As the world copes with the COVID-19 health crisis, governments’ initial responses have been rapid in rushing to guarantee citizens of their health, well-being and safety.
We have witnessed quick measures through lockdowns to stem the spread of the virus through shutdown of schools and business operations affecting the daily life of every citizen.
These unprecedented times have also been quick on exposing the loopholes in global healthcare systems and their unpreparedness in dealing with pandemics. Some unfortunately are on the brink of collapse due to the escalating numbers.
Emergency COVID-19 procurement
Demand for urgent medical care equipment has also gone up. Philanthropists such as Jack Ma through his foundations: Jack Ma and Alibaba foundations have been gracious enough to donate critical care equipment such as diagnostic testing kits and infection prevention and control commodities.
But even as cash flows are urgently on the run as countries rush to deal with positive cases now at 414,179 (as of March 26 2020), supply chains have hugely been disrupted leading to a high demand cycle for medical goods and services and a cash crunch for most companies unable to deal with the crisis.
Emergency procurement has been imminent during this crisis and Kenya just as many other countries will be soon scouring to purchase more equipment to cope with the rising statistics now at 31 cases.
Procurement is a make or break determinant during humanitarian crises that call for emergency supply of medicines and health equipment. Procurement in the health sector has often proven to be a struggle especially when it comes to issues of transparency and accountability. In fact, Transparency International in its 2017 report: Making the case for open contracting in Healthcare Procurement indicated that 28 per cent of the health corruption cases in the European Union are related to procurement of health equipment.
Closer home in Kenya, in 2018, the Ethics and Anti Corruption Commission revealed malpractice and corruption in the procurement of medical supplies citing inflated costs from pharmaceutical agencies to hospitals.
The struggle for transparency in health contracts
While we welcome the Kenyan government’s quick response measures in promoting the well being of all citizens, its important to sustain the efficiency of the whole process by maintaining all standards of integrity especially when it comes to procurement of medical supplies and equipment.
The World Bank’s announcement to give the Kenyan government USD 60 million to combat the pandemic will play a critical part for the government to enhance trust through its constitutional mandate (Article 43 of the constitution of Kenya) of ensuring all citizens are protected during this crisis and enjoy their right to health.
Responses to shortages of medicine and protective equipment needed during these times through procurement must be open, transparent and accountable. The government must cushion itself against suppliers that gouge the prices of medical supplies to make a killing.
A few steps can go a long way in mitigating these risks – as procurement the nerve of effective governance through performing public institutions has often been susceptible to corruption.

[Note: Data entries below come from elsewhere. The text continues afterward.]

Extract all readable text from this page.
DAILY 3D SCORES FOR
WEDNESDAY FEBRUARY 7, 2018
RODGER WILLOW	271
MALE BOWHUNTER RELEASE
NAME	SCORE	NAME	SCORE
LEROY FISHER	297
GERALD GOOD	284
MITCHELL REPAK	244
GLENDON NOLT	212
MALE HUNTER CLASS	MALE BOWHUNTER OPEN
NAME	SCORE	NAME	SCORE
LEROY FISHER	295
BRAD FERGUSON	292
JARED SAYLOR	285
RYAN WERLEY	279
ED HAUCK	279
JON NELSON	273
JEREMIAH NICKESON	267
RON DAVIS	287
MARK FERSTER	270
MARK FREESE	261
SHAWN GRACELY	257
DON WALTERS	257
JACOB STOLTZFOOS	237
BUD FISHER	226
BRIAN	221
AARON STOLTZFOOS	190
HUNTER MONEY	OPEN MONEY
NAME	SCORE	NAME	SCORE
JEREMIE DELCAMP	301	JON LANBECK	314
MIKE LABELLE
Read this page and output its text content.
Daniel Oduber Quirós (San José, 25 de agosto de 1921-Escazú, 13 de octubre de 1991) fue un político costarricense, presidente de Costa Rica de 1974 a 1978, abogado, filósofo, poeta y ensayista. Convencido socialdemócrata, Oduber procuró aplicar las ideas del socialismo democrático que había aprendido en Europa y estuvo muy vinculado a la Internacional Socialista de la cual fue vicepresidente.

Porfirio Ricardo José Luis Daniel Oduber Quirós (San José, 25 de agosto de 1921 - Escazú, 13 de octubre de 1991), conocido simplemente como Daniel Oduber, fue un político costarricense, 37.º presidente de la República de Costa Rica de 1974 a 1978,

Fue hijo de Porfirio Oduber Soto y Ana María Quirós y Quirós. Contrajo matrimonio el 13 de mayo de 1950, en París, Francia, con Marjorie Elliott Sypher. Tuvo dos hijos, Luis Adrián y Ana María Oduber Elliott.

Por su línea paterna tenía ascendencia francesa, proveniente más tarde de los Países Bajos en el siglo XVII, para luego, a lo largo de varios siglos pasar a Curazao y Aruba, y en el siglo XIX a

Open contracting as a force
First, transparency in all procurement processes during this crisis must not be compromised at all needless of the nature of urgent purchase of medical care equipment. Countries like Ukraine – that has since reformed its procurement system thanks to a collaboration with the civil society and private sector- has been quick to publish the procurement of all its medical infrastructure needed to respond to COVID-19. This will go a long way in not only ensuring accountable procurement but also avoiding corruption loopholes that might deny citizens urgent health care. Kenya’s procurement related responses to COVID19 can also hugely benefit from such approaches.
Second, it’s important to ensure a level playing field in the procurement bidding process. Big corporations and companies that traditionally dominate and win tenders in the health sector should not trample smaller businesses from marginalized communities that can equally compete and also provide similar goods and services. While the argument at this time may be that the threshold of healthcare equipment is quite high locking out competition, critical care must be put in ensuring that the process is inclusive enough to enable all businesses have fair opportunities in competing and doing business with government. Kenya’s affirmative action Access to Government Opportunities (AGPO) speaks to this.
Lastly, approaches such as open contracting can certainly aid in providing reliable, real-time and user-friendly procurement data that can tighten compliance in the purchase of emergency medical goods and services for COVID-19. In countries such as Colombia, open contracting has been lauded as a game changer in transforming a school feeding program by delivering quality and nutritious meals to school-going children. Kenya’s Makueni County has been on the frontline of setting the pace in efficient procurement systems by adopting open contracting. All this has been possible by publishing the full procurement cycle of contracts from the planning, award and termination stages for public scrutiny and to ensure money is utilized efficiently.
It is true that COVID-19 has taken the world by a storm, however integrity in emergency response avenues such as procurement can also be a force in containing and arresting its spread.